Doctors, patients cautioned as Health Ministry rolls out Antibiotic Awareness Week

Tackling resistance

November 09, 2017

Irfan Mohammed

Saudi Gazette

IF you are suffering from cough and want to feel better quickly, do not go for antibiotics because your attempt to cure fast from a nasty viral infection may kill or slow down the growth of useful bacteria in your body. This was what pharmaceutical experts taking part in a campaign as part of the ongoing Global Antibiotic Awareness Week advised patients in Jeddah.

The campaign is line in with World Health Organization’s call for action against antibiotic resistance.

The global awareness week focuses on improving antimicrobial prescription practices among doctors, educating patients and the public on the safe use of antibiotics, and watching the bacterial resistance progression.
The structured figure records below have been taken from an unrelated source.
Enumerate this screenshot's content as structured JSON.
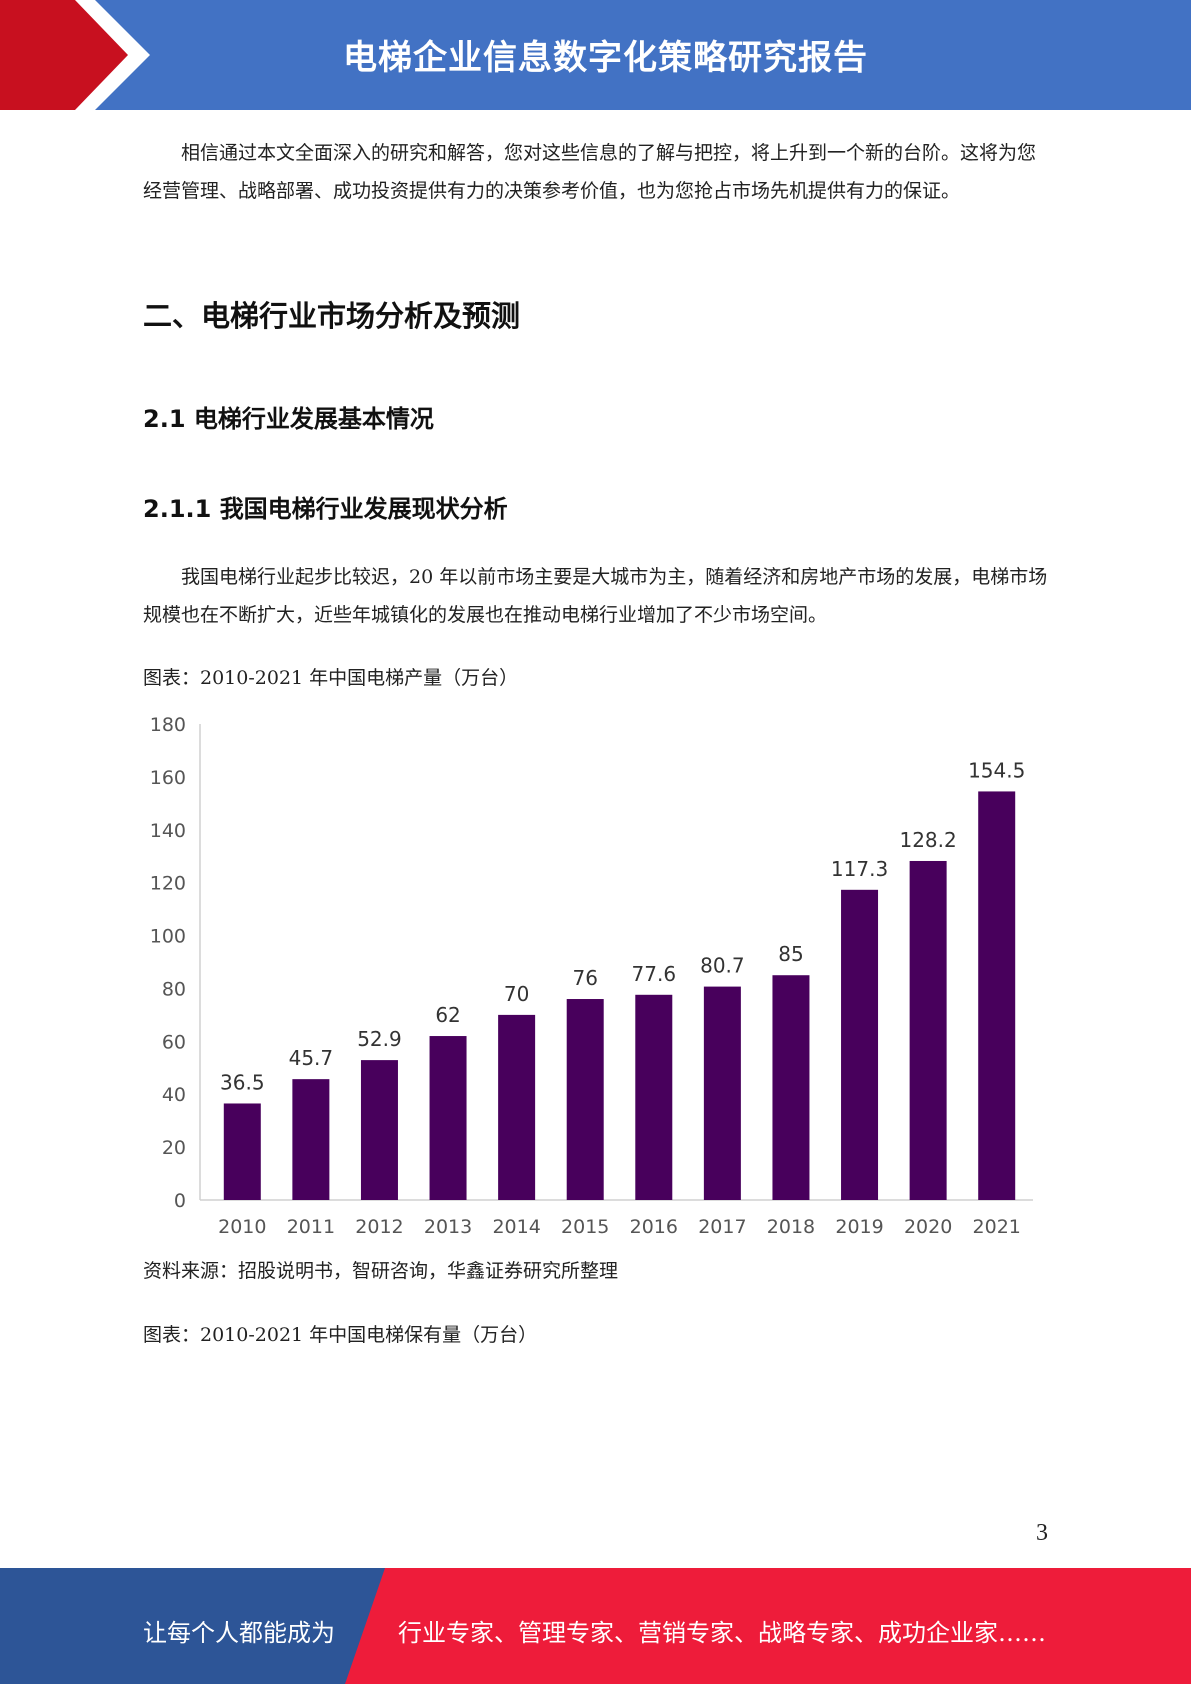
{
  "header": {
    "title": "电梯企业信息数字化策略研究报告",
    "bg_color": "#4272c4",
    "accent_color": "#c8101f"
  },
  "intro_paragraph": "相信通过本文全面深入的研究和解答，您对这些信息的了解与把控，将上升到一个新的台阶。这将为您经营管理、战略部署、成功投资提供有力的决策参考价值，也为您抢占市场先机提供有力的保证。",
  "section_title": "二、电梯行业市场分析及预测",
  "subsection_title": "2.1  电梯行业发展基本情况",
  "subsubsection_title": "2.1.1  我国电梯行业发展现状分析",
  "body_paragraph": "我国电梯行业起步比较迟，20 年以前市场主要是大城市为主，随着经济和房地产市场的发展，电梯市场规模也在不断扩大，近些年城镇化的发展也在推动电梯行业增加了不少市场空间。",
  "figure1_caption": "图表：2010-2021 年中国电梯产量（万台）",
  "chart_data": {
    "type": "bar",
    "categories": [
      "2010",
      "2011",
      "2012",
      "2013",
      "2014",
      "2015",
      "2016",
      "2017",
      "2018",
      "2019",
      "2020",
      "2021"
    ],
    "values": [
      36.5,
      45.7,
      52.9,
      62,
      70,
      76,
      77.6,
      80.7,
      85,
      117.3,
      128.2,
      154.5
    ],
    "data_labels": [
      "36.5",
      "45.7",
      "52.9",
      "62",
      "70",
      "76",
      "77.6",
      "80.7",
      "85",
      "117.3",
      "128.2",
      "154.5"
    ],
    "y_ticks": [
      "0",
      "20",
      "40",
      "60",
      "80",
      "100",
      "120",
      "140",
      "160",
      "180"
    ],
    "ylim": [
      0,
      180
    ],
    "grid": false,
    "bar_color": "#48005c"
  },
  "source_note": "资料来源：招股说明书，智研咨询，华鑫证券研究所整理",
  "figure2_caption": "图表：2010-2021 年中国电梯保有量（万台）",
  "page_number": "3",
  "footer": {
    "left_text": "让每个人都能成为",
    "right_text": "行业专家、管理专家、营销专家、战略专家、成功企业家……",
    "left_color": "#2d5597",
    "right_color": "#ee1c3a"
  }
}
The Ministry of Health launched a five-day awareness campaign, which will conclude on Thursday in Jeddah. Pharmaceutical care teams have been visiting all major hospitals in Jeddah to create awareness about the undesirable side effects of antibiotics.
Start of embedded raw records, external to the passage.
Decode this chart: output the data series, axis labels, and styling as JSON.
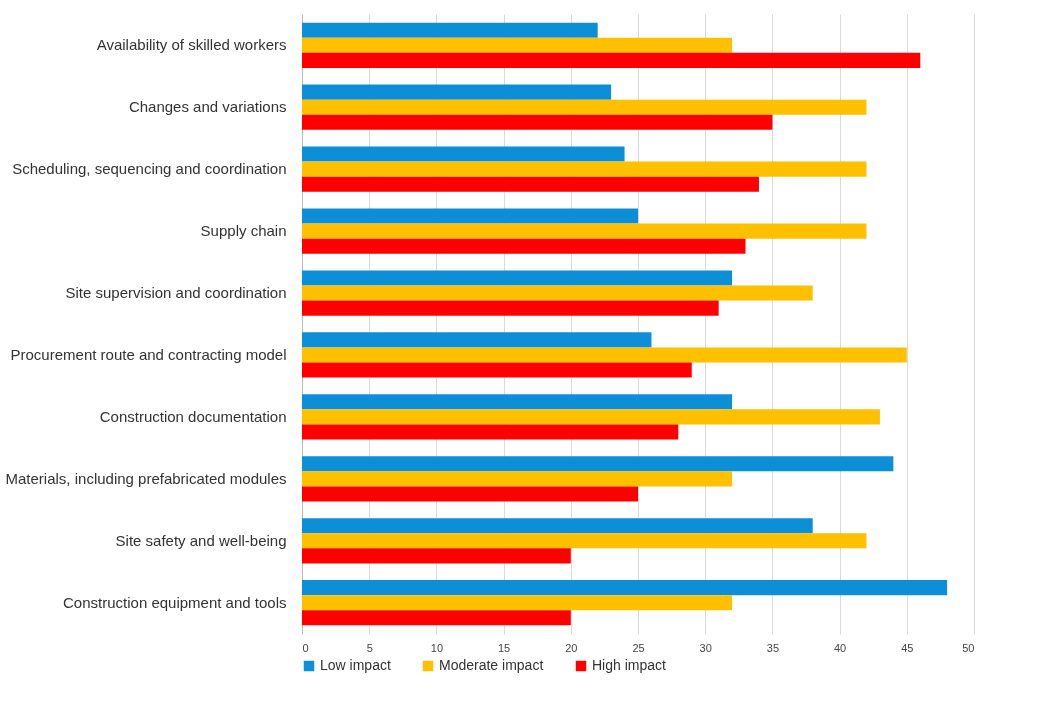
{
  "chart_data": {
    "type": "bar",
    "orientation": "horizontal",
    "categories": [
      "Availability of skilled workers",
      "Changes and variations",
      "Scheduling, sequencing and coordination",
      "Supply chain",
      "Site supervision and coordination",
      "Procurement route and contracting model",
      "Construction documentation",
      "Materials, including prefabricated modules",
      "Site safety and well-being",
      "Construction equipment and tools"
    ],
    "series": [
      {
        "name": "Low impact",
        "color": "#0c8fd6",
        "values": [
          22,
          23,
          24,
          25,
          32,
          26,
          32,
          44,
          38,
          48
        ]
      },
      {
        "name": "Moderate impact",
        "color": "#ffc000",
        "values": [
          32,
          42,
          42,
          42,
          38,
          45,
          43,
          32,
          42,
          32
        ]
      },
      {
        "name": "High impact",
        "color": "#ff0000",
        "values": [
          46,
          35,
          34,
          33,
          31,
          29,
          28,
          25,
          20,
          20
        ]
      }
    ],
    "xlim": [
      0,
      50
    ],
    "xticks": [
      0,
      5,
      10,
      15,
      20,
      25,
      30,
      35,
      40,
      45,
      50
    ],
    "grid": "x",
    "legend": "bottom"
  }
}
The teams met with patients at King Abdulaziz Hospital, King Fahd Hospital, East Jeddah Hospital, King Abdullah Medical Complex and Thaghr Hospital and explained to them about the impact and complications of antibiotics, according to a ministry release.

The teams also distributed the awareness booklets published in Arabic and in English among the patients.

Antibiotics, developed in 1940s, are not “smart bombs” that can selectively target and destroy bad bacteria and leave alone good cells of the human body around them. On the other hand, they wipe out whole populations of bacteria — both good and bad — including those that are beneficial to the body.

During this process, some bacteria become resistant to antibiotics enabling them to survive the adverse condition, thereby reducing the efficacy of the medicines. Different antibiotics are used to prevent infections in surgical patients, protect cancer patients and to treat people with compromised immune systems.

However, once-treatable infections are becoming difficult to cure due to antibiotic resistance because of over-use or abuse of antibiotics, raising costs to healthcare facilities and patient mortality. Many pathogens are resistant to more than one antibiotic, and the new, last-resort antibiotics are expensive and often out of reach for those who need them. Common bacteria such as Klebsiella and Escherichia coli have developed resistance to even “last resort antibiotics” like carbapenems, which fail to cure patients.

While antibiotic resistance is everyone’s problem, keeping antibiotics effective is everyone’s responsibility. They must be used in a responsible manner by avoiding antibiotics to treat common viral infections, such as common cold or flu or diarrhea, taking antibiotics correctly and only after proper diagnosis of infection by a qualified medical practitioner, avoiding self-medications, avoiding storing of antibiotics for future use and practicing good hygiene, according to the health experts.